Outside she could hear the men moving ba
ck and forth, the distant careless sound of voices, the clump and thump of their work. She made a little cross of twigs and put it by her sister’s head. Remembering what Benna had said, that she did not pray anymore. Thinking this place might be beyond the reach somehow even of Jesus. Yet God was everywhere; she pushed herself toward that, pleading for her sister’s life.
Aelfu hung in the doorway. “When will she come back?”
“Soon,” Arre said. “I hope.” She wiped the tears from her cheeks with the hem of her apron. She had journeyed so far, and they had had only this short time together, and now Benna was sinking away from her. She laid her head down on the bed and sobbed.
The sun vanished down over the hill; the men roasted meat over the fire, and ate the last of Benna’s little patchy garden; she had never been good with a garden. Aelfu came to the doorway, her face crumpled and gray, and said, “I want my main.”
Arre held Benna’s cold hands and looked into her face, and could not speak. Behind her the little girl began to cry miserably. Arre reached out blindly, for comfort and to comfort, and gathered Aelfu into her embrace. The child understood, and wailed and shrieked, and the men came running, and Arre had to tell them all that Benna was dead.

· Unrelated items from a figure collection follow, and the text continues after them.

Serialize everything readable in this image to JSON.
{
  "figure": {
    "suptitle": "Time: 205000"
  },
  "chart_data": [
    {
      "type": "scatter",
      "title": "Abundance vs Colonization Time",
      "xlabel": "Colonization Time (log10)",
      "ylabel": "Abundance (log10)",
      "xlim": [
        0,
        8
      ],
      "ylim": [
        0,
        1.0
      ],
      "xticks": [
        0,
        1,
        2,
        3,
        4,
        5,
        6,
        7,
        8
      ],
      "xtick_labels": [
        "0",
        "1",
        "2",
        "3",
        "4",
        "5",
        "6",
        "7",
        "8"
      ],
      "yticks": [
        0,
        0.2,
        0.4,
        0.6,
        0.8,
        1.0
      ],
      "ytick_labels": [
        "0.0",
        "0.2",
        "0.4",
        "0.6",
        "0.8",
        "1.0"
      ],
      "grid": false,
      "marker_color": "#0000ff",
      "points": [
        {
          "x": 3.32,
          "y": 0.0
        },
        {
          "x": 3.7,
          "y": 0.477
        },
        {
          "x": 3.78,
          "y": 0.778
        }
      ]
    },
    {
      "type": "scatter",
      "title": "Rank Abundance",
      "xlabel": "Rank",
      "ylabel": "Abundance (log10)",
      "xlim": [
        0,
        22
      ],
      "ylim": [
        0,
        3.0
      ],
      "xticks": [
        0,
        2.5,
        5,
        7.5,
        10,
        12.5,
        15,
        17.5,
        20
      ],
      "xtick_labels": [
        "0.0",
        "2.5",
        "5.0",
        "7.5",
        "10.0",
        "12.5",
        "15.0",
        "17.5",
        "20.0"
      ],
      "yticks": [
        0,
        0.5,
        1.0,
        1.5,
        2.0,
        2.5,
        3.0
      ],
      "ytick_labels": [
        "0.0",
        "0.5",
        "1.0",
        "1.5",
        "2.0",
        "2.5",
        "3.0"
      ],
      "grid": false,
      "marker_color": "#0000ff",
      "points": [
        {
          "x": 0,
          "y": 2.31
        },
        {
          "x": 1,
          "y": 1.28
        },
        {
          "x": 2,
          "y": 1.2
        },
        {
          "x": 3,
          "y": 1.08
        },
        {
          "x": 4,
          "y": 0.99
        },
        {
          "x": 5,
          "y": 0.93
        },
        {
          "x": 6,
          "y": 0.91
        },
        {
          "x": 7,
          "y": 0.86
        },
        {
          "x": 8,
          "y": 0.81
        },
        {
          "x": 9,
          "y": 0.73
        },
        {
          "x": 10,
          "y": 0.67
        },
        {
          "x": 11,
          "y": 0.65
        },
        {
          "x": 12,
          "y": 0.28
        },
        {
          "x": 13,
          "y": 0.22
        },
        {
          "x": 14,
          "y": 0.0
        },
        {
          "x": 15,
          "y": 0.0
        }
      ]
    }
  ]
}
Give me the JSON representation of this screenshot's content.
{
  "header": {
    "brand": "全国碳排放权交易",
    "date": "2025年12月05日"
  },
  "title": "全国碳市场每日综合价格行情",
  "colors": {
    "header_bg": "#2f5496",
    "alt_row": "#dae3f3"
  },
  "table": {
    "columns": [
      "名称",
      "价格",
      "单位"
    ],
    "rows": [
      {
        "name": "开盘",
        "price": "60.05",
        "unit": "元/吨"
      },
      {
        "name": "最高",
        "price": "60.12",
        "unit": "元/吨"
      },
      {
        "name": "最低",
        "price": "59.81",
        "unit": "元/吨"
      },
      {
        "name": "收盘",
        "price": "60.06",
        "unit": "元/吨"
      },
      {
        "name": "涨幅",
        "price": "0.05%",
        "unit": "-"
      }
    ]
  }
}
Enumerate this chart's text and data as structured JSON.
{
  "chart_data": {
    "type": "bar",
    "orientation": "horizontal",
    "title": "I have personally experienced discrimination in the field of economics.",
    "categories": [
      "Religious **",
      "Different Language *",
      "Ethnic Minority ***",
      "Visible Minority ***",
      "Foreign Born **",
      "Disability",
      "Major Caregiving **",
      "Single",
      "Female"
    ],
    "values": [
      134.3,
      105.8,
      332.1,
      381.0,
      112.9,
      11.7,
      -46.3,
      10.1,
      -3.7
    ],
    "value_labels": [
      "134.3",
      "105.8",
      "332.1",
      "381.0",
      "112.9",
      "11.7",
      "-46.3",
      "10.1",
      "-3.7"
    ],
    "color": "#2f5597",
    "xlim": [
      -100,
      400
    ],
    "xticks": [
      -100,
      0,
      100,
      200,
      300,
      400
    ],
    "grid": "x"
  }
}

Aelfu went wild when they took Benna’s body to bury, crying over and over that Benna would have no place to come back to, and Arre bundled her up and took the sobbing baby and carried them off into the forest. When they got under the trees, Aelfu squirmed to the ground and went ahead of Arre on the path, leading the way.
Arre’s heart was numb in her breast; she carried little Miru even when she stopped crying, as much for her own sake as the tiny girl’s. Aelfu took them on a winding way through the woods, stopping here and there. Finally she came out on an outcrop of rock and stopped.